Herpes and the Immune System

It appears that herpes-specific T-cell immunity might be related to reactivation. Animal studies have shown that ultraviolet light, a weakened immune system, and trauma all contribute to reactivation of the virus (Kasper DL et al 2004). At this time, there are no drugs or agents that can cause a latent virus to stay hidden forever. The number and frequency of reactivation events depends on the site and on the nutrition and immune status of the host (Isada CM et al 2003; Murray PR et al 2002).

The Vitamin Depot Online.com Foundation’s approach to herpes management is based on the premise that a strong immune system can help reduce viral reactivation. People who have herpes can benefit from a nutritional regimen of supplements that studies suggest may fight the virus directly, as well as support a healthy immune system.

Antioxidant Defenses

Although there is no cure for herpesvirus infection, various supplements have shown the ability to reduce the severity and even the frequency of outbreaks. This might be due to their ability to support a healthy immune system (a weakened immune system has been associated with herpes reactivation).

Antioxidants are particularly important immune-boosting supplements. Multiple clinical studies support the theory that antioxidants are of benefit in the management of herpesviruses (Bhaskaram P 2001; Elmadfa I et al 1994; Grimble RF 1997; Sheridan J et al 1997).

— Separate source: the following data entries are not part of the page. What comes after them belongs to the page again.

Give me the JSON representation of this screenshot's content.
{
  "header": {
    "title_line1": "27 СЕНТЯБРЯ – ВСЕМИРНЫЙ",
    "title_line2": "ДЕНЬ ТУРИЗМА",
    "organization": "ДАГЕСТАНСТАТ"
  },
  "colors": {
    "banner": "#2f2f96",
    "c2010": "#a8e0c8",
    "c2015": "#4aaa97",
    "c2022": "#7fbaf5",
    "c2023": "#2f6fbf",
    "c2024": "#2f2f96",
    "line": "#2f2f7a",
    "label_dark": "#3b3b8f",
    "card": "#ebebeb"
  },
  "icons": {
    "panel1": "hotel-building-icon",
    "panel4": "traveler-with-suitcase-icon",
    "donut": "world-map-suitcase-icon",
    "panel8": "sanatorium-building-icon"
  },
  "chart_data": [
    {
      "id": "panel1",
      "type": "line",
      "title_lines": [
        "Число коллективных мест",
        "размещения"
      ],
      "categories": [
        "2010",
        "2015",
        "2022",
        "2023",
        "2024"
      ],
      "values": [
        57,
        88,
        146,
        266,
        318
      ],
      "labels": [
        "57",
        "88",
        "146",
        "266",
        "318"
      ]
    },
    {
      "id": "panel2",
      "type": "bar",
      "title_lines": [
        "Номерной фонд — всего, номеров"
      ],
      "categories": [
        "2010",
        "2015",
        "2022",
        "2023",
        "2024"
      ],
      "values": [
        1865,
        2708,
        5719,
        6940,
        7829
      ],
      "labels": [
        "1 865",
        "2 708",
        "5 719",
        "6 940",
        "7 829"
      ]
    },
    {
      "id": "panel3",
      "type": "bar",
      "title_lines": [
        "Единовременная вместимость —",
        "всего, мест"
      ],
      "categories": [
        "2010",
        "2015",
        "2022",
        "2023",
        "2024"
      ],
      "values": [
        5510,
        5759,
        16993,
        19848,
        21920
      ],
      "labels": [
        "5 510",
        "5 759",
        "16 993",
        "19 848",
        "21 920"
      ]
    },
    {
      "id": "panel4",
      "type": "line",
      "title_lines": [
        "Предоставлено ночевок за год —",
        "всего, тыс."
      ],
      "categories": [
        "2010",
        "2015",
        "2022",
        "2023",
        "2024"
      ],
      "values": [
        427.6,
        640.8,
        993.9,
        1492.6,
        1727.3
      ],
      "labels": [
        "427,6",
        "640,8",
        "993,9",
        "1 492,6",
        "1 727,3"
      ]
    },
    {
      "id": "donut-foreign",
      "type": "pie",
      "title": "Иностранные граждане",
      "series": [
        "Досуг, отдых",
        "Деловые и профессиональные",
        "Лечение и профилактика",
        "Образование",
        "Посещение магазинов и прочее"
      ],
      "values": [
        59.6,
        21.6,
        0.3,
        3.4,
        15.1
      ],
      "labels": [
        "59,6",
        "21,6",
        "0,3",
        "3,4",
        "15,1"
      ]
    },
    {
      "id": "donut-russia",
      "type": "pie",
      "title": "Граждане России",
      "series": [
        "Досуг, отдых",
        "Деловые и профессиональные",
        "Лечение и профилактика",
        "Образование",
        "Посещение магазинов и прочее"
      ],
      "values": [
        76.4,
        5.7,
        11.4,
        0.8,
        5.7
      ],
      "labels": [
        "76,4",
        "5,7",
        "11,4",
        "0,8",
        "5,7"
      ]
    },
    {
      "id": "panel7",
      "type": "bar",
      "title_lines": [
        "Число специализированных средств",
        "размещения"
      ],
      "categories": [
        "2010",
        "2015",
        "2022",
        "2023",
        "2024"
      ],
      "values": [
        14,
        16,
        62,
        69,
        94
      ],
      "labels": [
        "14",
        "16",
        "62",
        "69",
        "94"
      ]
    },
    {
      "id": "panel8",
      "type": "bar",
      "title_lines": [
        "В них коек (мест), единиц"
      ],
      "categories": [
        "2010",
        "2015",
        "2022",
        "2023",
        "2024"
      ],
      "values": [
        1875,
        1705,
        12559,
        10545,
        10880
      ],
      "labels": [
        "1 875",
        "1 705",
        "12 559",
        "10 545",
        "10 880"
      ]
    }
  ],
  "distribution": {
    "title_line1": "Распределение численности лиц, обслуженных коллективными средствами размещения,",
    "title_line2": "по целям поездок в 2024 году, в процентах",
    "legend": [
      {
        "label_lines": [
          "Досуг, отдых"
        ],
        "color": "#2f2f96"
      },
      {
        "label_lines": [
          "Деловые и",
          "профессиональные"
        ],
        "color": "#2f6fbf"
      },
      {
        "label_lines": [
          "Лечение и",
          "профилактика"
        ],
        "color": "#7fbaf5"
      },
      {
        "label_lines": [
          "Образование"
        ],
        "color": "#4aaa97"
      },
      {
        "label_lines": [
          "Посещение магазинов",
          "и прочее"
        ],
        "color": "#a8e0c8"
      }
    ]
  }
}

Vitamin A and beta-carotene

Vitamin A plays a role in protecting the skin and mucous membranes from invasion of microorganisms. In 178 HIV-positive women with genital herpes, who were neither pregnant nor taking oral contraceptives, vitamin A levels were closely associated with cervical HSV shedding. Increased shedding was associated with decreased vitamin A (Mostad SB et al 2000).

Experimental studies have documented vitamin A’s effectiveness against other herpesviruses. The strong antiproliferative activity exerted by retinoids (vitamin A derivatives) indicates these compounds may be useful tools in the management of EBV–related disorders in immunosuppressed patients (Pomponi F et al 1996).

Beta-carotene is the major precursor of vitamin A (Meisenberg G et al 1998). Studies show that long-term beta-carotene supplementation may be beneficial for immune, viral, and tumoral surveillance in aging individuals. In a controlled, double-blind study, the effects of 10 to 12 years of beta-carotene supplementation on natural killer (NK) cell activity were evaluated. Although no significant difference was seen in NK cell activity in the middle-aged groups, elderly men who took supplements of beta-carotene had significantly greater NK cell activity than the control group receiving placebo (Santos MS et al 1996).